Missão Cancelada
Franco
Nogueira, entretanto, preveniu-me de que a agitação americana já se
havia desencadeado e que o embaixador (Almirante G. Anderson) o tinha
procurado, manifestando as preocupações do seu governo perante uma tal
eventualidade e argumentando em termos quase duros a que o ministro
português havia respondido com firmeza.
O ministro não estava
preocupado com isso pois os EUA acabavam de pedir reforço de facilidades
nos Açores e mesmo a concessão de apoios na Madeira e no Continente
para orientação de foguetões, para se acrescer a eficácia contra alvos
vitais soviéticos.
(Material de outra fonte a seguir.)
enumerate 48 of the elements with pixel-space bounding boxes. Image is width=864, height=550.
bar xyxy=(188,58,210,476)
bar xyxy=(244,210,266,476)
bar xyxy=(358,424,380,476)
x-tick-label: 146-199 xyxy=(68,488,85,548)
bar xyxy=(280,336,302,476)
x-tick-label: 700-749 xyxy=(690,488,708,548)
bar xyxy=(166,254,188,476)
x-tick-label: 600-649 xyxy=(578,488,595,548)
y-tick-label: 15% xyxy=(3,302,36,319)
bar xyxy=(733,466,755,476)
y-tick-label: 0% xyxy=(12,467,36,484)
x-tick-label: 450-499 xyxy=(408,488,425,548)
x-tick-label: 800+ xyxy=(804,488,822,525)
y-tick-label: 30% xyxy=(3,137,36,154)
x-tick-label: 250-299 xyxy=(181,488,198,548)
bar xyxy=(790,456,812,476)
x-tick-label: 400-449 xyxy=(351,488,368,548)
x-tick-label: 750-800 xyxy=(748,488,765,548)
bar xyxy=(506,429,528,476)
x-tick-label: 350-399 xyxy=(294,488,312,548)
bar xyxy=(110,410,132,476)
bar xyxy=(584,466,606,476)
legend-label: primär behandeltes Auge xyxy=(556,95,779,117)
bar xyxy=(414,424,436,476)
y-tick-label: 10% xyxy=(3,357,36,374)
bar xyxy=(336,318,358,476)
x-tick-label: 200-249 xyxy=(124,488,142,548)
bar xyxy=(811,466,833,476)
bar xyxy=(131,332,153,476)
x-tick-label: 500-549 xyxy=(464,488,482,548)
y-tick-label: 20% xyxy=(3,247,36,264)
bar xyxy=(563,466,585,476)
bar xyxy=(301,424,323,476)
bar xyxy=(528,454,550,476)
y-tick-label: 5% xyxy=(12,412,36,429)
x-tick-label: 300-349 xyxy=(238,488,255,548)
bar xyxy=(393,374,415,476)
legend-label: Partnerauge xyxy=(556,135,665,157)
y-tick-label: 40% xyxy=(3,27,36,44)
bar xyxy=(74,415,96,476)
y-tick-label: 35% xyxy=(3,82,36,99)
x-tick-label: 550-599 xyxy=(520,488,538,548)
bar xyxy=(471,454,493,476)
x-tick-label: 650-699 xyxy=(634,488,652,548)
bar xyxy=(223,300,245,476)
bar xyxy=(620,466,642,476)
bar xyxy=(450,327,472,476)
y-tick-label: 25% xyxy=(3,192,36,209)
O Governo Português não desejava envolver-se em mais
compromissos que viriam agravar o risco no caso de uma eventual
confrontação nuclear, mas manteria as conversas, em base amigável, para
explorar o interesse americano. Não era assim crível que a reacção dos
EUA pudesse ser violenta perante a nossa aproximação com Peking pois não
desejariam um rompimento que pudesse pôr em causa aqueles ambicionados
apoios estratégicos.
José Manuel Fragoso estava tão entusiasmado
como Franco Nogueira na concretização do plano que tinham decidido
confiar-me, mas mantinha dúvidas quanto à realização por recear o
impacto das já desencadeadas pressões americanas. Acrescia que,
internamente, a extrema-direita se movimentaria contra tal abertura
acusando-se, mesmo, o ministro de ser influenciado por "razões
conjugais". Efectivamente a mulher de Franco Nogueira (a Verinha) era
chinesa e filha de um diplomata que depois da revolução havia sido
condenado à morte e tivera pena reduzida para 12 anos de prisão, sendo
indultado depois de haver cumprido 5. Vivia em Xangai como professor de
línguas. Só por calúnia ou manobra política, se podiam envolver os
problemas familiares neste grave assunto.
Na imagem: D. Afonso de Albuquerque, 2.º Governador da Índia Portuguesa
Ao
corrente do planeado estava o prof. Adriano Moreira, que já defendera
atitude semelhante (em 1961) quando da invasão de Goa pela União
Indiana. Entendia não se dever abandonar esta última oportunidade mas
duvidava que houvesse decisão para o fazer.
Enquanto passavam os
dias e Franco Nogueira não me transmitia instruções concretas, as minhas
apreensões iam-se agravando. Tinha conversado com o Ministro da Defesa
Nacional (Gen. Gomes de Araújo) e com o Ministro das Finanças (Prof.
Pinto Barbosa) que eram muito da minha intimidade. Havia-os encontrado
apreensivos sobre a possibilidade de se manter o esforço de guerra no
Ultramar sem a decidida ajuda, indirecta, americana.
Chegámos,
assim, ao dia 20 de Fevereiro (levava eu duas semanas em Lisboa) sem que
o Ministro dos Estrangeiros obtivesse uma decisão do Doutor Salazar
apesar de com ele haver trabalhado em duas oportunidades.
Para mim isso não era bom sinal, com certeza. O José Manuel Fragoso pensava da mesma forma e estava desalentado.
Com
a concordância de Franco Nogueira decidi-me a telefonar directamente ao
Presidente do Conselho que, sem demora, me marcou uma entrevista.
Tratados outros assuntos (com dominância para o caso do Malawi)
apresentei-lhe frontalmente o problema que me tinha feito vir até
Lisboa.
Foi evasivo, não argumentou com clareza habitual e
ficámos em que eu regressaria a Moçambique para onde me comunicaria,
logo que possível, as decisões que viesse a tomar. Recomendou-me que,
quando tivesse tempo, continuasse a estudar os problemas chineses pelos
quais tanta predilecção evidenciava.
Assegurou-me, de bom humor, que eu seria o primeiro embaixador em Peking se um dia houvesse relações diplomáticas.
Franco
Nogueira e José Manuel Fragoso ficaram desolados. Muito congeminámos
sobre as razões que teriam levado o Presidente Salazar, contra os seus
hábitos, a recuar sobre uma decisão tomada. Repetidas vezes o voltámos a
fazer depois e nunca topámos com uma explicação completa.
Para mim, fora de dúvida, a pressão americana deveria ter sido tremenda. Só nunca saberei a que argumentos e meios recorreram (ob. cit., pp. 69-53 e 61-66).